We have a very positive community that understands this is brand new and understands that if we make a mistake, we’ll say, hey, you know what, that wasn’t the best thing to do. Give us a couple of days, a couple weeks, a couple months, and we’ll fix it. Or this is something we’ll address in the next version of the game. There’s been a bunch of little issues. Nothing major, but there’s been a couple of days where I’ve woken up and, whoa, we have a situation here. All credit to Marcus, the CEO and the lead designer. We’ve stepped up and we’ve addressed them to the best of our abilities.

You can’t make everybody happy all the time, but overall we have a very happy community. We have to maintain it. You don’t say, well, everyone’s happy, and then go away for three months. It’s a lot of work to keep it going. They have a direct line to us. Fans don’t have to go to anybody else. They go right to us and we go right to them. The other thing that’s been amazing about this is, basically, the enthusiast press doesn’t pay any attention to us anymore. Which is fine. I get it. I worked in the enthusiast press for a decade. You have to produce content that people are going to view, and a baseball strategy game is not at the top of that list.

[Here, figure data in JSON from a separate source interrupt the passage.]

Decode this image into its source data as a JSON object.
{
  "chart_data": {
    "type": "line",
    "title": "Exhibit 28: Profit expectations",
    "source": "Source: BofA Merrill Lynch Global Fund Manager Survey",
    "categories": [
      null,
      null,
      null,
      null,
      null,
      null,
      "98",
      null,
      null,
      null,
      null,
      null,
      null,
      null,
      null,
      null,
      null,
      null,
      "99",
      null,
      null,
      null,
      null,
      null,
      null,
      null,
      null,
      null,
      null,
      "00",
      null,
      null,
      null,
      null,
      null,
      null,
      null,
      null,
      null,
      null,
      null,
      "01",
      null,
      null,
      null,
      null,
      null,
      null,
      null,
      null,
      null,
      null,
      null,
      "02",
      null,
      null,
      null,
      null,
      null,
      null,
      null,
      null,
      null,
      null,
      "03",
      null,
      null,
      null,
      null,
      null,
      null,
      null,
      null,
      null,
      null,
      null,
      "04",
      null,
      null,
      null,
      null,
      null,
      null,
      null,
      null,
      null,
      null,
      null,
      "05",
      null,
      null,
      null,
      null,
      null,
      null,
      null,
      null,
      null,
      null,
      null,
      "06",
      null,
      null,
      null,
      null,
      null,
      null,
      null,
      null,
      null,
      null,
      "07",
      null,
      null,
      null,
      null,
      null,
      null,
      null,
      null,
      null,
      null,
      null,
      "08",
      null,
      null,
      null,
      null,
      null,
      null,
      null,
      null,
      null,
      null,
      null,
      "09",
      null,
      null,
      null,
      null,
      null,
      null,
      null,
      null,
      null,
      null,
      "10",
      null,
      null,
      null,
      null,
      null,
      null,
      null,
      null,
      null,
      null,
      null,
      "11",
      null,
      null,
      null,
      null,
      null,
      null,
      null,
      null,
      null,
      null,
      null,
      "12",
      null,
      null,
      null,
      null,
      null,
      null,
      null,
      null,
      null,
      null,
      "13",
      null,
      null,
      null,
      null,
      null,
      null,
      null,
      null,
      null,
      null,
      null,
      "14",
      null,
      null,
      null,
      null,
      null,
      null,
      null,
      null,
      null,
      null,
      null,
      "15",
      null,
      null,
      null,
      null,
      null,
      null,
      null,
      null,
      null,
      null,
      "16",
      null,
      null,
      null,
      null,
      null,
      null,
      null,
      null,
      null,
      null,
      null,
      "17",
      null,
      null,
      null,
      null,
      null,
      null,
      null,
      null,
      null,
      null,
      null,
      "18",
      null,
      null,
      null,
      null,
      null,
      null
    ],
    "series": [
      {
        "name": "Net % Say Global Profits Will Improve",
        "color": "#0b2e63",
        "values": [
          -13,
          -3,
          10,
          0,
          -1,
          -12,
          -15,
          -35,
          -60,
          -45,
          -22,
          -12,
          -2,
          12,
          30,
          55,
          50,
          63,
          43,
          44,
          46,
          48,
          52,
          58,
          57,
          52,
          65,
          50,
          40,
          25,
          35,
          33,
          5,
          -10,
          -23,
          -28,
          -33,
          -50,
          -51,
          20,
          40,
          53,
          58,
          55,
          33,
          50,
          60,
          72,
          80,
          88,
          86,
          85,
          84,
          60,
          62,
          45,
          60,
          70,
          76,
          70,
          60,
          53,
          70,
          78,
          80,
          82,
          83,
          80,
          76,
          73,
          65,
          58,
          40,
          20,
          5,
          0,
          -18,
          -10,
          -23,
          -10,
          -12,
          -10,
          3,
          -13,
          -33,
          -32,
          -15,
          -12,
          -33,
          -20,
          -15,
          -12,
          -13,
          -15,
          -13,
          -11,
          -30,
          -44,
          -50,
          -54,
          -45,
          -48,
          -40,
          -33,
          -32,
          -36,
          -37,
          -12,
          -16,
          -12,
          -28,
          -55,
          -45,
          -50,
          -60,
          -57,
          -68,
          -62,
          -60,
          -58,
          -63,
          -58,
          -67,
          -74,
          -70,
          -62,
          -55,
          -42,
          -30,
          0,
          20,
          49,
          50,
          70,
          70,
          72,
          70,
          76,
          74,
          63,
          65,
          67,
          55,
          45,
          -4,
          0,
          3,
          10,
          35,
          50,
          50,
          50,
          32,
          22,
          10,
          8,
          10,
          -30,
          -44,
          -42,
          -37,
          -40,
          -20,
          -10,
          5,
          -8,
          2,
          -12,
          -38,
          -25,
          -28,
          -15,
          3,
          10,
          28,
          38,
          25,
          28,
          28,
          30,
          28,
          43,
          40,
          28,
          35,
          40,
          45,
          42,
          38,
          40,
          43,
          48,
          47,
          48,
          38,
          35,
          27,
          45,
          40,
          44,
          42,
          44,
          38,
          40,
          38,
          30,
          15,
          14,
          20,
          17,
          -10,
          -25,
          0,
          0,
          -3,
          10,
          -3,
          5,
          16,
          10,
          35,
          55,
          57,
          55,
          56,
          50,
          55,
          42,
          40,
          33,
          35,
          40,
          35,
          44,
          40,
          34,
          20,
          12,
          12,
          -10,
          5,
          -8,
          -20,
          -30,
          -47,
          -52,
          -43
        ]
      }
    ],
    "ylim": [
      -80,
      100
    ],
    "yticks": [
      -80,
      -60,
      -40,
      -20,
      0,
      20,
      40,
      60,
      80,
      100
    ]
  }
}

But this has all happened without really any mainstream enthusiast press coverage whatsoever. It’s been completely successful because we’ve just managed to connect directly to our customers. No middlemen. Just us talking right to them and vice versa. It’s been amazing. We’re a small indie company. We made a couple of big bets. It could have all blown up in the wrong way and it could have all blown up in the right way.

We’re just thankful to our community that it’s gone the way it has. We are working harder than ever to make sure that the next version of the game and the next version of Perfect Team is 10 times better than ever before. I’m confident that everyone’s going to see that and feel that way.